There is a part of Mr Tiong's question that talks about panel doctors. What we want to make sure is that Government's main responsibility is actually to run the public healthcare system to ensure universal accessibility. But when it comes to private healthcare, we let the market operate. But if the market cannot operate in a laissez-faire manner, we will regulate. Where we regulate is clinical effectiveness, safety, and key parameters that are sensible and make the system sustainable, and there is no market failure.

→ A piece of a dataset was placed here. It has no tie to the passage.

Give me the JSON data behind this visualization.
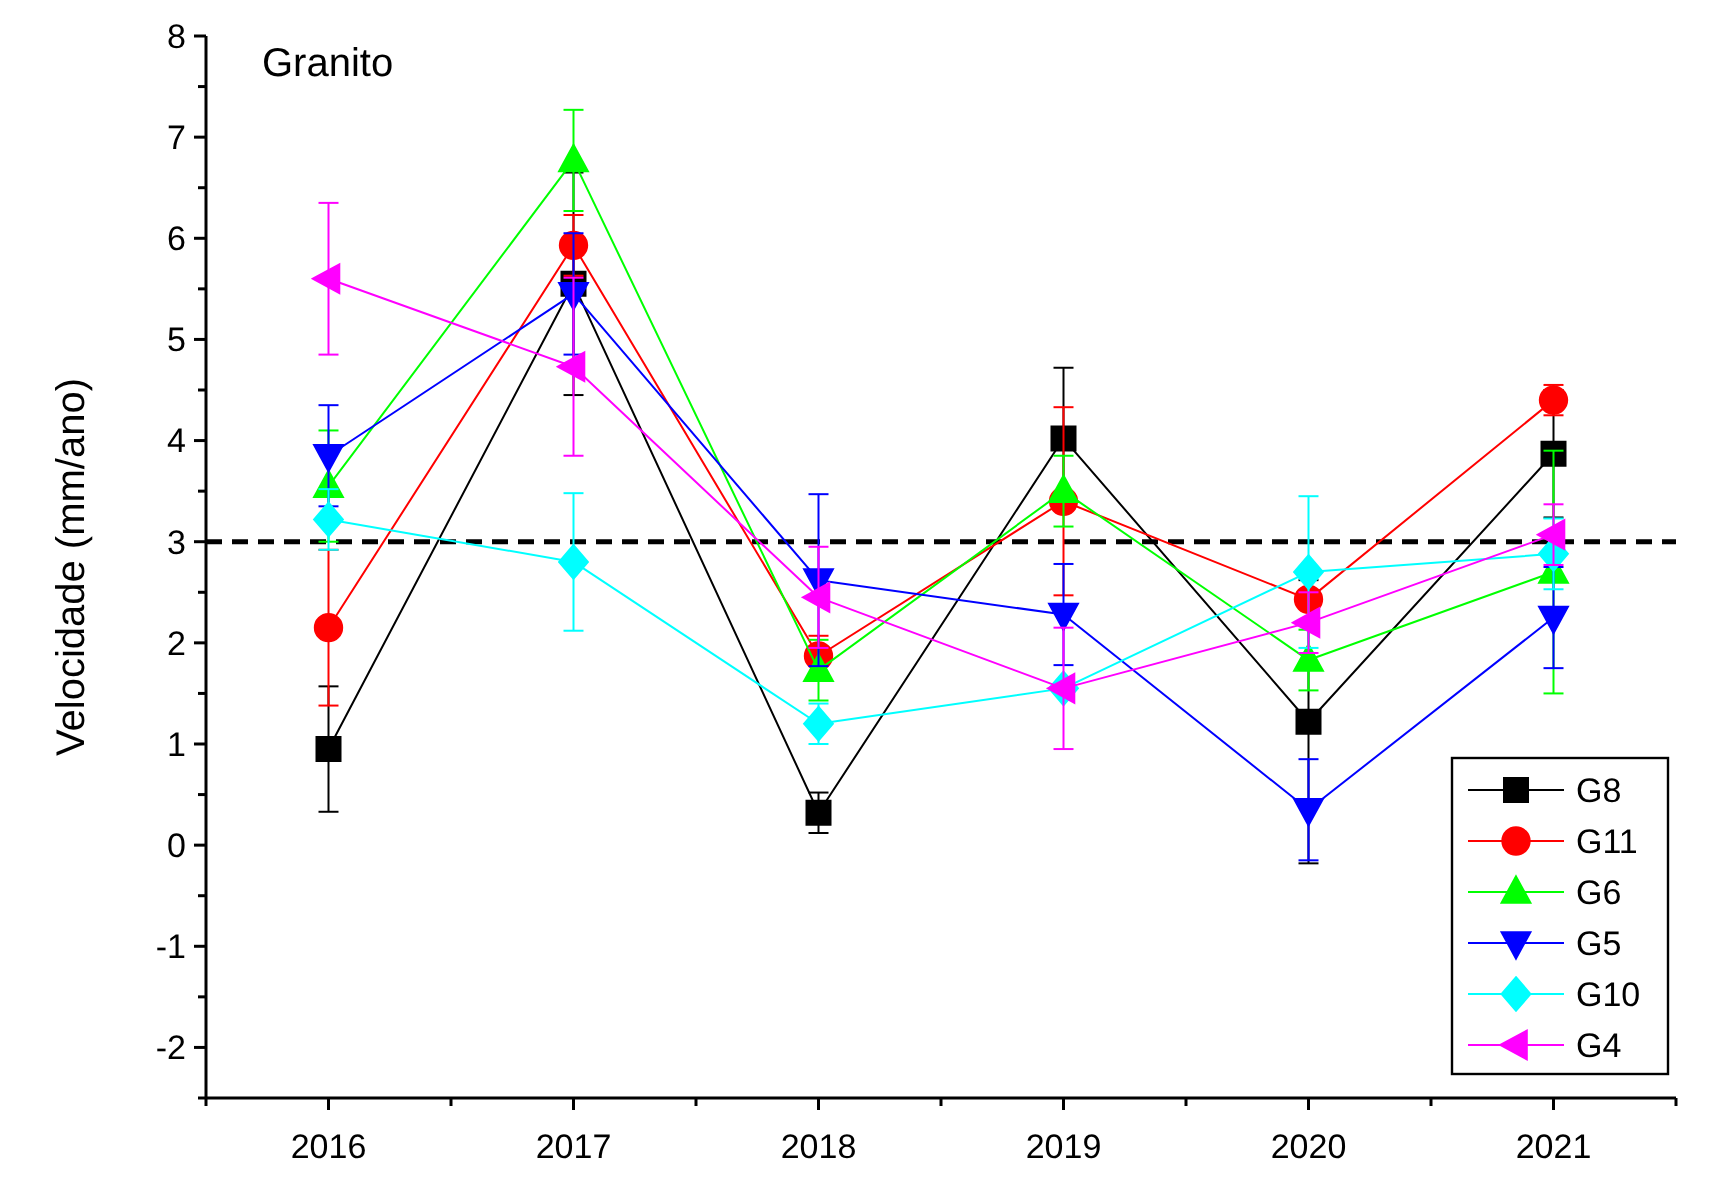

But we should not be tempted to become micro-managing, because it is the worst thing to do to say that we leave it to the market, but we micro-manage all their actions and behaviour. I think that is the worst of both worlds. Then, you might as well nationalise it. But we already have a huge nationalised system in public healthcare. So, for private healthcare, control the important levers, control the key parameters, but let the market operate.
Mr Speaker: Last supplementary question. Mr Fadli Fawzi.
Mr Fadli Fawzi (Aljunied): Thank you, Speaker, Minister. Is there sufficient surge capacity in our healthcare system to deal with more private patients coming in after this policy change, especially for smaller procedures that are under the deductible limit?
Mr Ong Ye Kung: Again, I will want to remind the Member that because of the ageing population, demand has been going up. There has also been a trend, a secular trend of private hospital patients moving to public. So, whatever problem that the Member is painting now, it has been happening for the last 15, 20 years.
And it is an issue we are most concerned about. We have spoken in this Chamber, many times how we are expanding capacity, ensuring people are healthy, moderating the demand by controlling chronic diseases. But IP riders are an additional fuel to the fire that we are facing, which is, mainly, an ageing population pushing up healthcare demand.
So, we will continue to expand the system and take a multi-prong approach to both increase supply and moderating the demand for healthcare, especially unnecessary treatment and wastage.